In 1999 werkte ik als journalist bij de Heerenveense Courant. ‘Tochtgenoten gezocht voor reis naar Nepal’ zo luidde de kop boven een artikeltje voor de krant. Het ging om een reis in combinatie met een goed doel. ‘’Dat is wat voor mij’’, dacht ik onmiddellijk. Eindelijk zou ik mijn grote droom – de Mount Everest zien – kunnen realiseren.
In overleg met mijn man besloot ik mee te gaan. Hij zou op onze kinderen van tien en negen jaar passen. Tijdens de trekking in Nepal ontmoette ik de zeventienjarige Thakur Dhital uit Gorkha die zijn studie in Kathmandu combineerde met werk als porter voor een trekkingbureau. Hij sprak maar vijf woorden Engels en zat elke avond tijdens onze reis afgezonderd van de groep te studeren.
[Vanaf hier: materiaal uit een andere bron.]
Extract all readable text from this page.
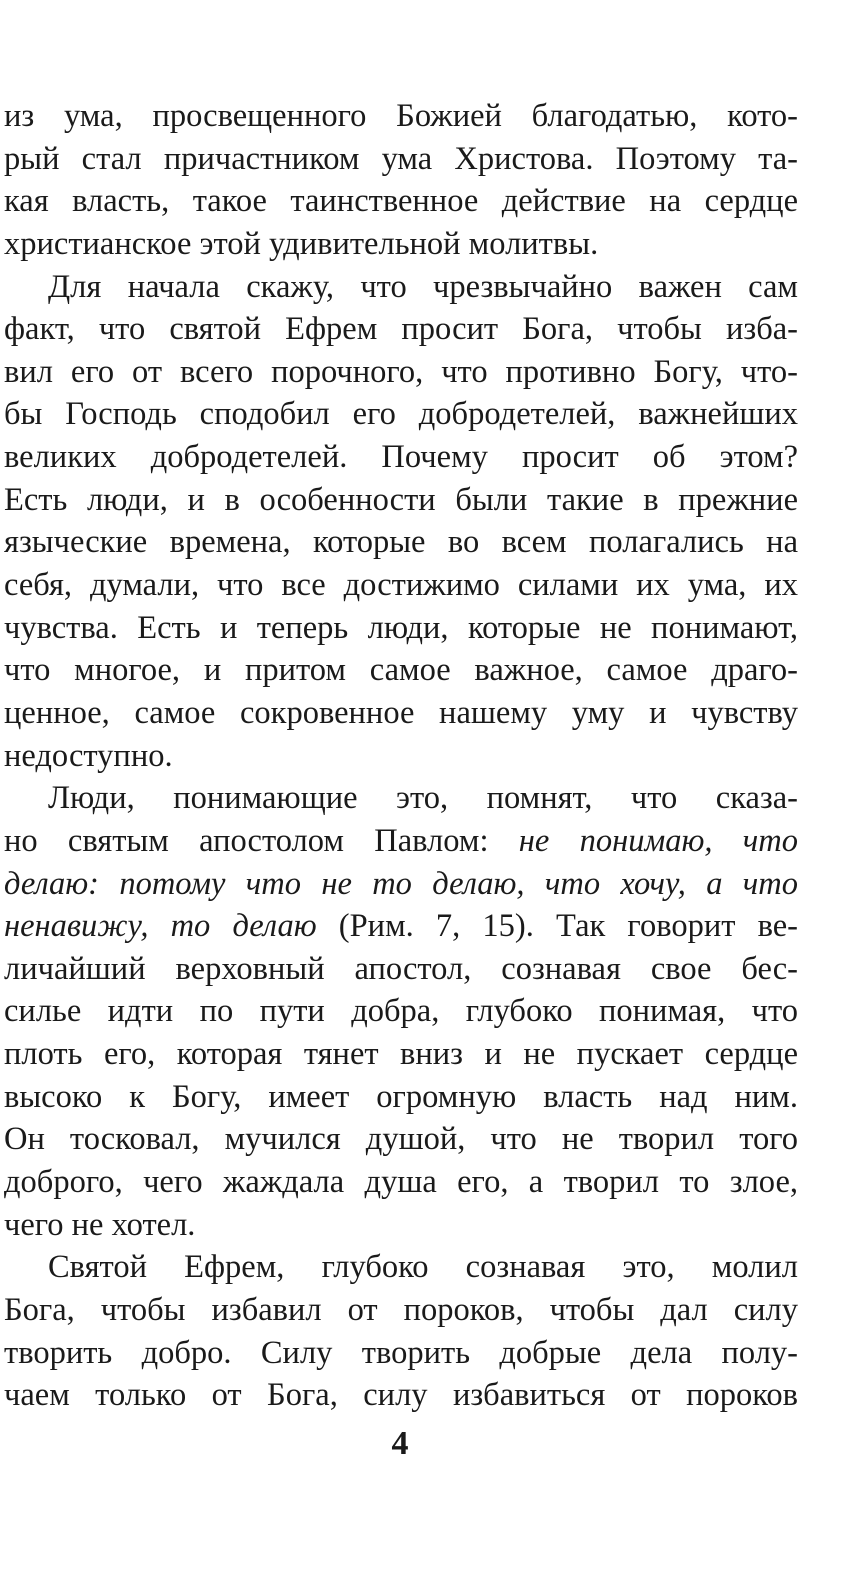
из ума, просвещенного Божией благодатью, кото-
рый стал причастником ума Христова. Поэтому та-
кая власть, такое таинственное действие на сердце
христианское этой удивительной молитвы.
Для начала скажу, что чрезвычайно важен сам
факт, что святой Ефрем просит Бога, чтобы изба-
вил его от всего порочного, что противно Богу, что-
бы Господь сподобил его добродетелей, важнейших
великих добродетелей. Почему просит об этом?
Есть люди, и в особенности были такие в прежние
языческие времена, которые во всем полагались на
себя, думали, что все достижимо силами их ума, их
чувства. Есть и теперь люди, которые не понимают,
что многое, и притом самое важное, самое драго-
ценное, самое сокровенное нашему уму и чувству
недоступно.
Люди, понимающие это, помнят, что сказа-
но святым апостолом Павлом: не понимаю, что
делаю: потому что не то делаю, что хочу, а что
ненавижу, то делаю (Рим. 7, 15). Так говорит ве-
личайший верховный апостол, сознавая свое бес-
силье идти по пути добра, глубоко понимая, что
плоть его, которая тянет вниз и не пускает сердце
высоко к Богу, имеет огромную власть над ним.
Он тосковал, мучился душой, что не творил того
доброго, чего жаждала душа его, а творил то злое,
чего не хотел.
Святой Ефрем, глубоко сознавая это, молил
Бога, чтобы избавил от пороков, чтобы дал силу
творить добро. Силу творить добрые дела полу-
чаем только от Бога, силу избавиться от пороков
4
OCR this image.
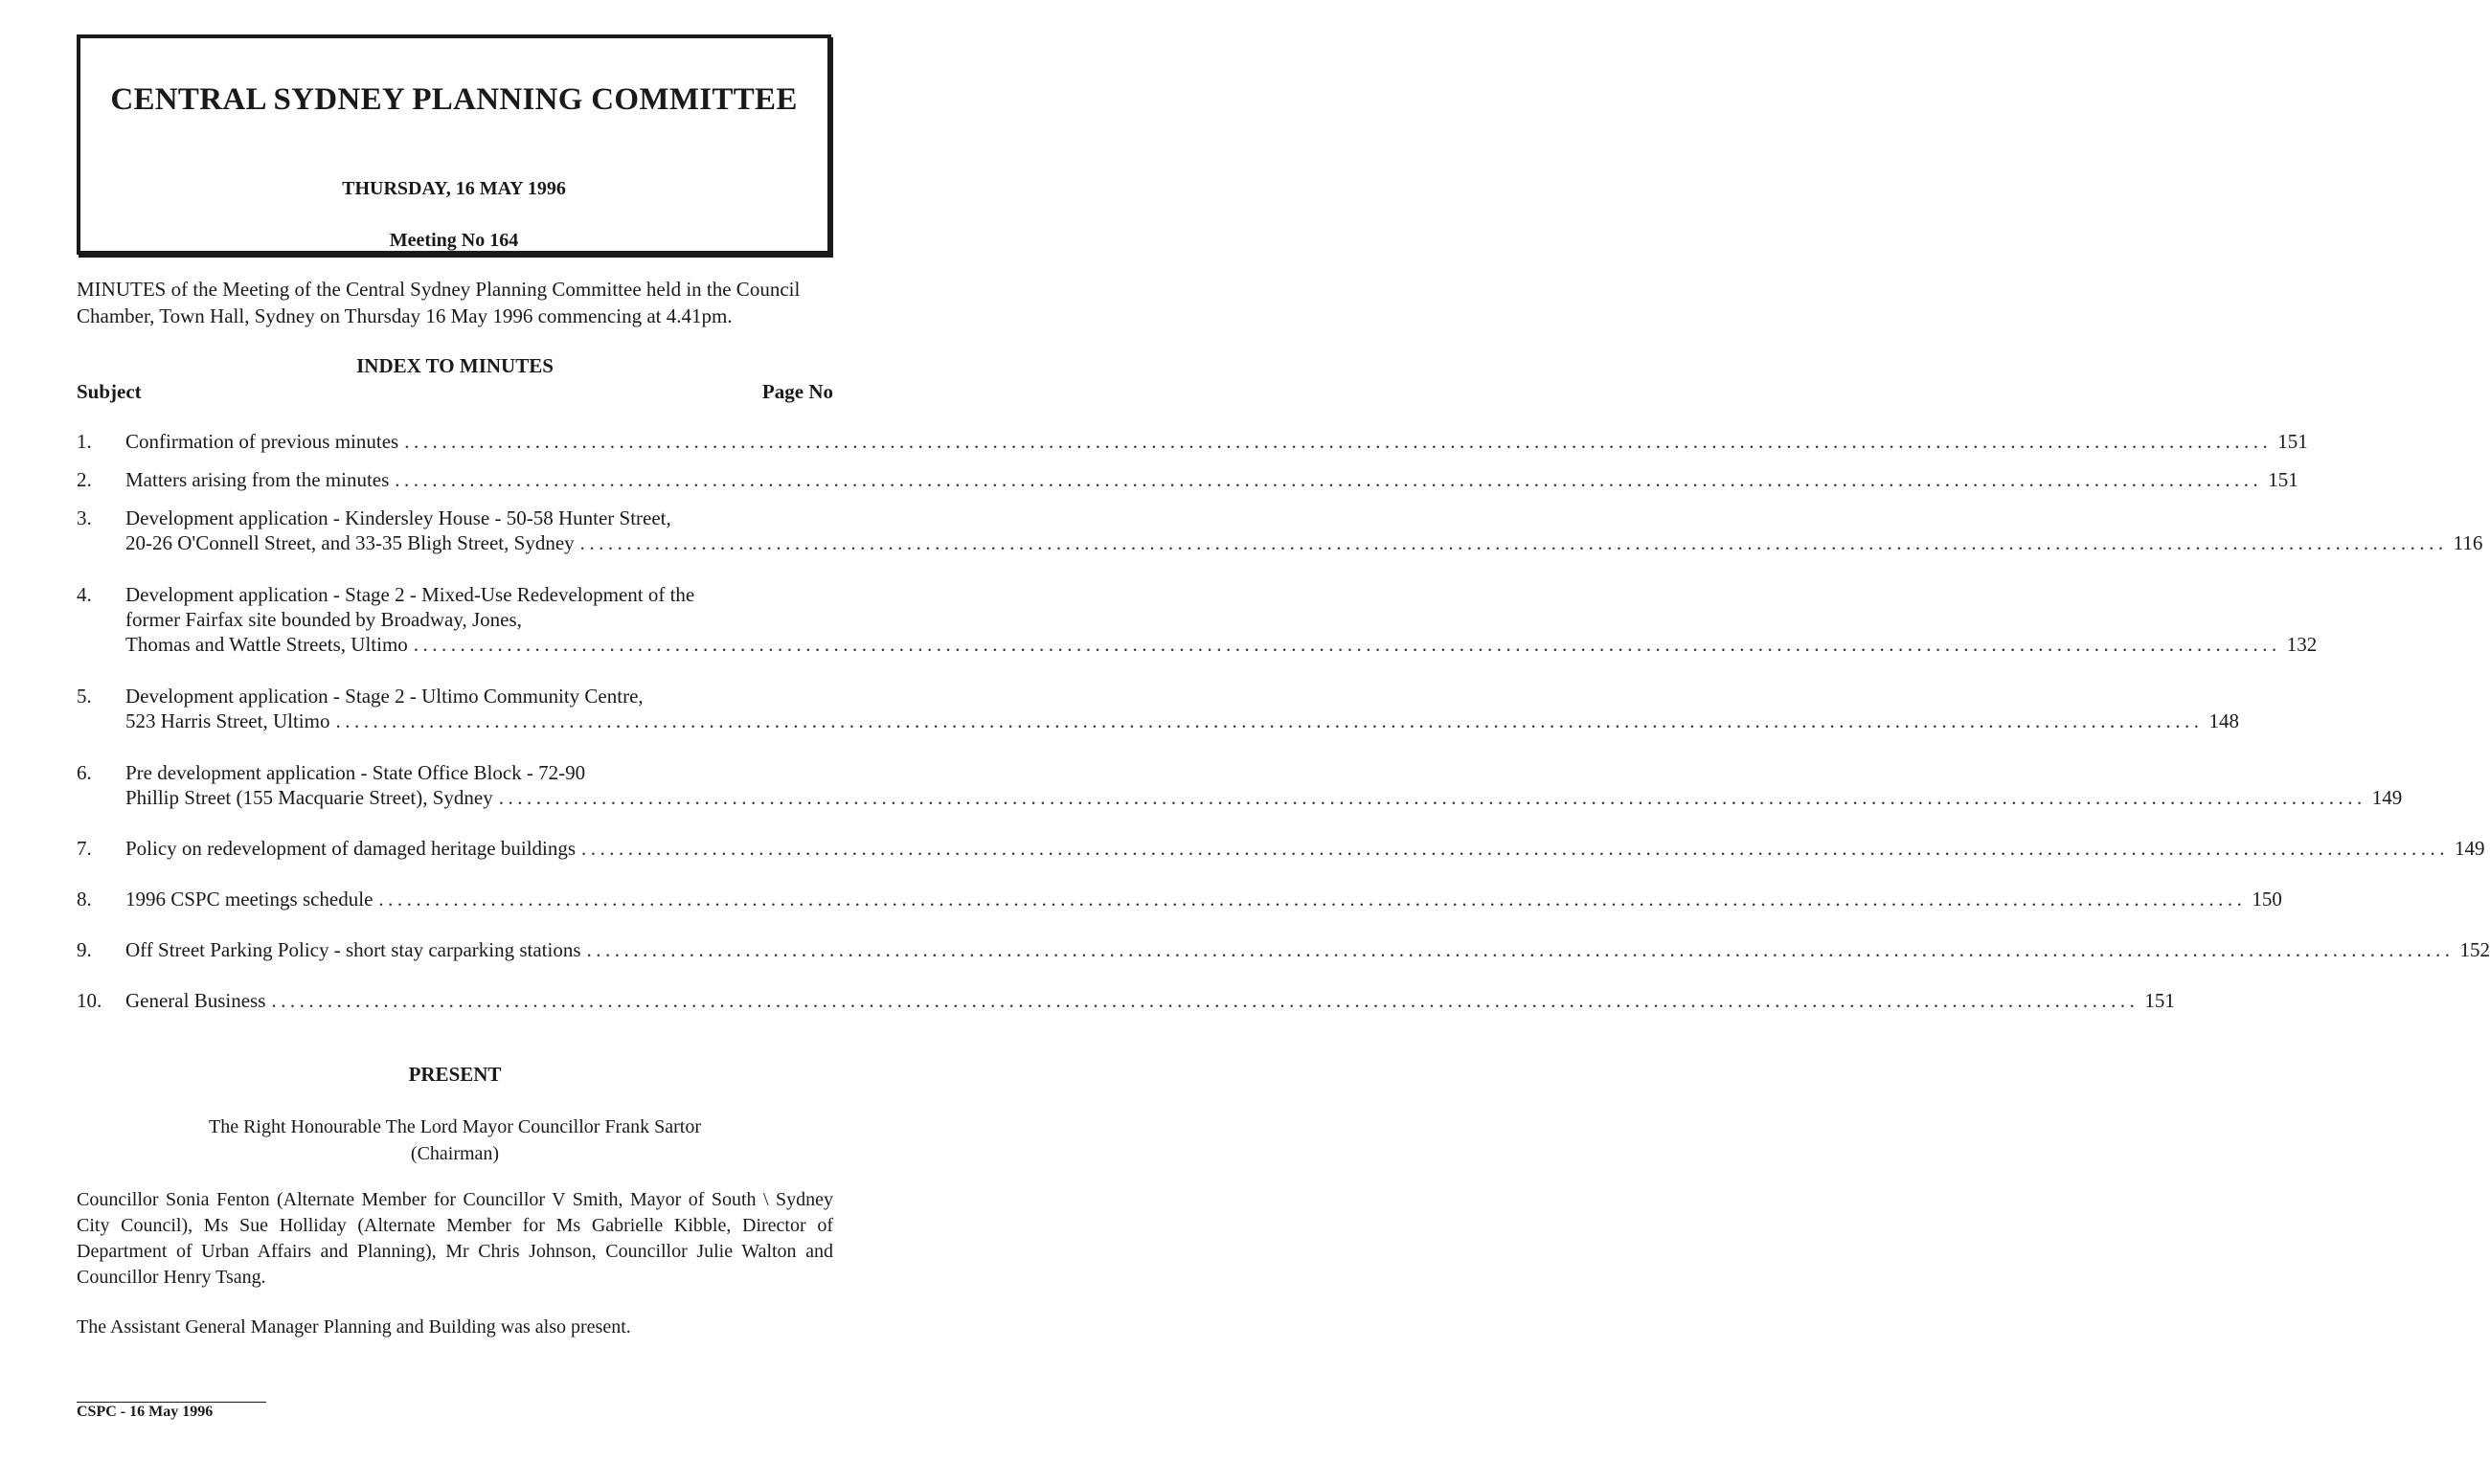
CENTRAL SYDNEY PLANNING COMMITTEE
THURSDAY, 16 MAY 1996
Meeting No 164

MINUTES of the Meeting of the Central Sydney Planning Committee held in the Council Chamber, Town Hall, Sydney on Thursday 16 May 1996 commencing at 4.41pm.

INDEX TO MINUTES
Subject	Page No
1.	Confirmation of previous minutes ........................................................................................................................................................................................................ 151
2.	Matters arising from the minutes ........................................................................................................................................................................................................ 151
3.	Development application - Kindersley House - 50-58 Hunter Street,
20-26 O'Connell Street, and 33-35 Bligh Street, Sydney ........................................................................................................................................................................................................ 116
4.	Development application - Stage 2 - Mixed-Use Redevelopment of the
former Fairfax site bounded by Broadway, Jones,
Thomas and Wattle Streets, Ultimo ........................................................................................................................................................................................................ 132
5.	Development application - Stage 2 - Ultimo Community Centre,
523 Harris Street, Ultimo ........................................................................................................................................................................................................ 148
6.	Pre development application - State Office Block - 72-90
Phillip Street (155 Macquarie Street), Sydney ........................................................................................................................................................................................................ 149
7.	Policy on redevelopment of damaged heritage buildings ........................................................................................................................................................................................................ 149
8.	1996 CSPC meetings schedule ........................................................................................................................................................................................................ 150
9.	Off Street Parking Policy - short stay carparking stations ........................................................................................................................................................................................................ 152
10.	General Business ........................................................................................................................................................................................................ 151
PRESENT
The Right Honourable The Lord Mayor Councillor Frank Sartor
(Chairman)

Councillor Sonia Fenton (Alternate Member for Councillor V Smith, Mayor of South \ Sydney City Council), Ms Sue Holliday (Alternate Member for Ms Gabrielle Kibble, Director of Department of Urban Affairs and Planning), Mr Chris Johnson, Councillor Julie Walton and Councillor Henry Tsang.

The Assistant General Manager Planning and Building was also present.

CSPC - 16 May 1996
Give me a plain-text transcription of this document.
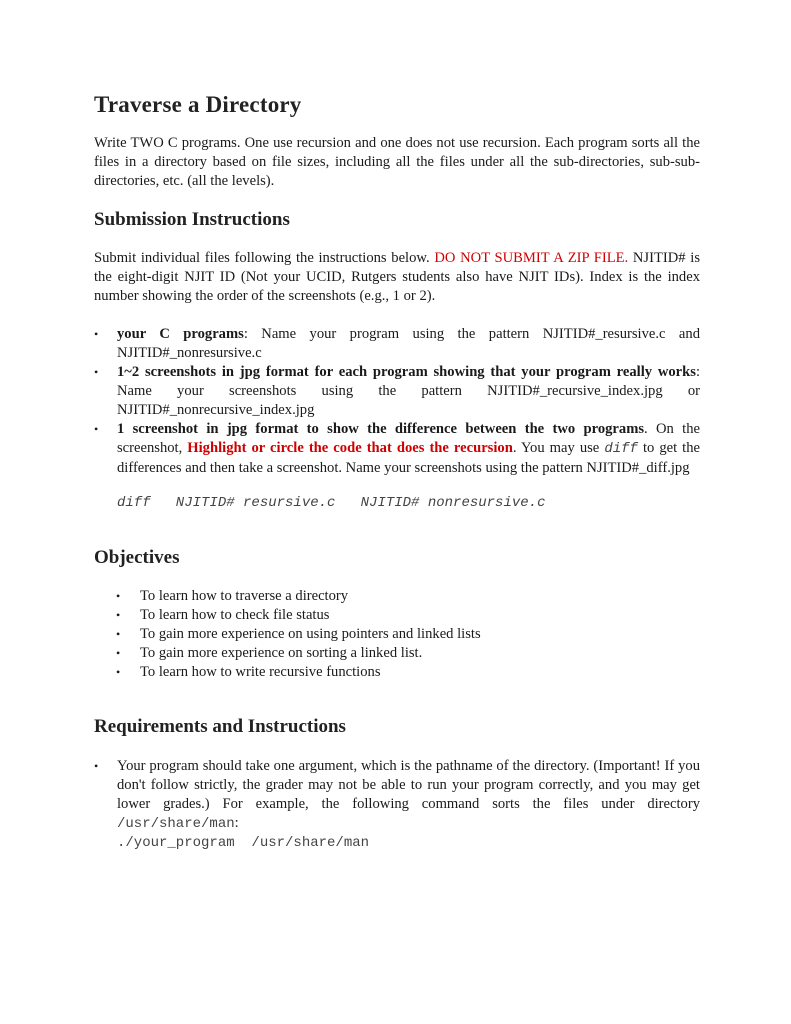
Traverse a Directory

Write TWO C programs. One use recursion and one does not use recursion. Each program sorts all the files in a directory based on file sizes, including all the files under all the sub-directories, sub-sub-directories, etc. (all the levels).

Submission Instructions

Submit individual files following the instructions below. DO NOT SUBMIT A ZIP FILE. NJITID# is the eight-digit NJIT ID (Not your UCID, Rutgers students also have NJIT IDs). Index is the index number showing the order of the screenshots (e.g., 1 or 2).

• your C programs: Name your program using the pattern NJITID#_resursive.c and NJITID#_nonresursive.c
• 1~2 screenshots in jpg format for each program showing that your program really works: Name your screenshots using the pattern NJITID#_recursive_index.jpg or NJITID#_nonrecursive_index.jpg
• 1 screenshot in jpg format to show the difference between the two programs. On the screenshot, Highlight or circle the code that does the recursion. You may use diff to get the differences and then take a screenshot. Name your screenshots using the pattern NJITID#_diff.jpg
diff   NJITID# resursive.c   NJITID# nonresursive.c
Objectives
• To learn how to traverse a directory
• To learn how to check file status
• To gain more experience on using pointers and linked lists
• To gain more experience on sorting a linked list.
• To learn how to write recursive functions
Requirements and Instructions
• Your program should take one argument, which is the pathname of the directory. (Important! If you don't follow strictly, the grader may not be able to run your program correctly, and you may get lower grades.) For example, the following command sorts the files under directory /usr/share/man:
./your_program  /usr/share/man
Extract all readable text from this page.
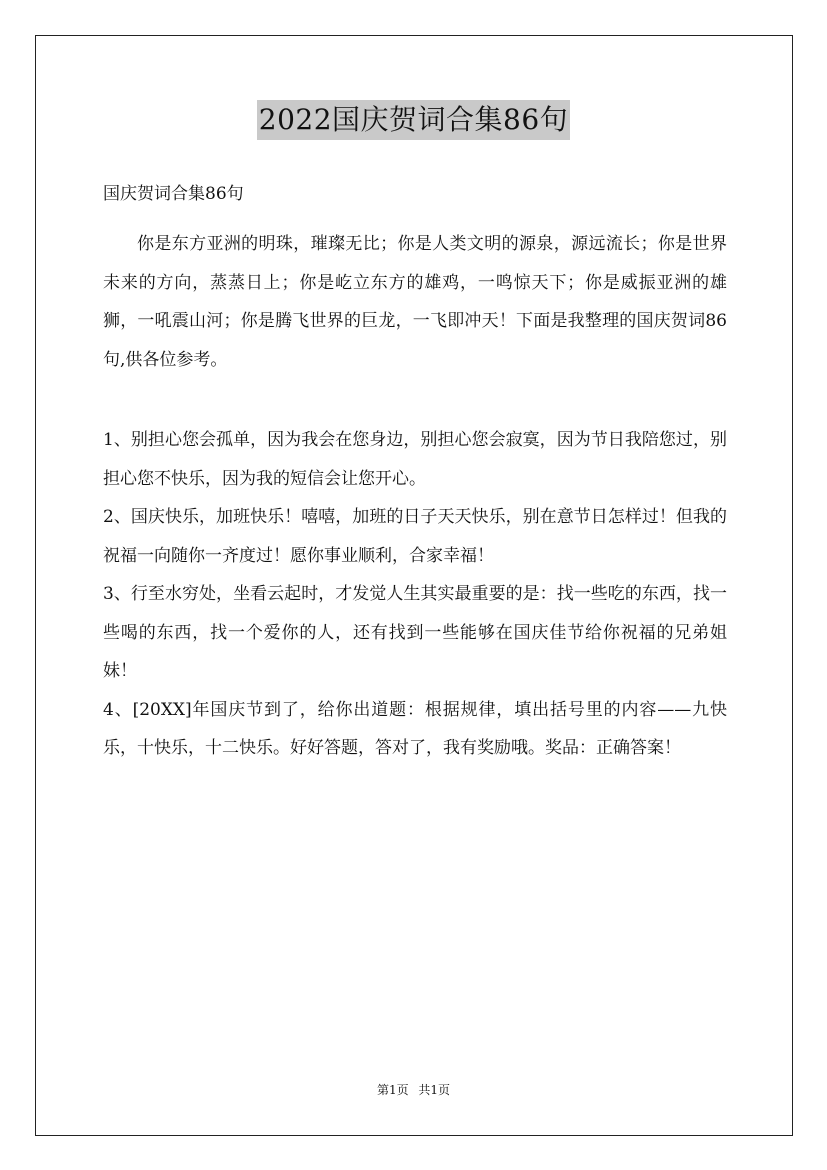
2022国庆贺词合集86句
国庆贺词合集86句

你是东方亚洲的明珠，璀璨无比；你是人类文明的源泉，源远流长；你是世界未来的方向，蒸蒸日上；你是屹立东方的雄鸡，一鸣惊天下；你是威振亚洲的雄狮，一吼震山河；你是腾飞世界的巨龙，一飞即冲天！下面是我整理的国庆贺词86句,供各位参考。

1、别担心您会孤单，因为我会在您身边，别担心您会寂寞，因为节日我陪您过，别担心您不快乐，因为我的短信会让您开心。

2、国庆快乐，加班快乐！嘻嘻，加班的日子天天快乐，别在意节日怎样过！但我的祝福一向随你一齐度过！愿你事业顺利，合家幸福！

3、行至水穷处，坐看云起时，才发觉人生其实最重要的是：找一些吃的东西，找一些喝的东西，找一个爱你的人，还有找到一些能够在国庆佳节给你祝福的兄弟姐妹！

4、[20XX]年国庆节到了，给你出道题：根据规律，填出括号里的内容——九快乐，十快乐，十二快乐。好好答题，答对了，我有奖励哦。奖品：正确答案！

第1页 共1页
Ik werd geraakt door de enorme armoede in Nepal, maar ook door de veerkracht van de mensen in dit land. Wat een verschil in kansen voor jongeren in Nepal en ons land, dacht ik toen. Ook ontdekte ik dat er maar drie computers op de universiteit met 2000 studenten waren, maar die waren bestemd voor de administratie.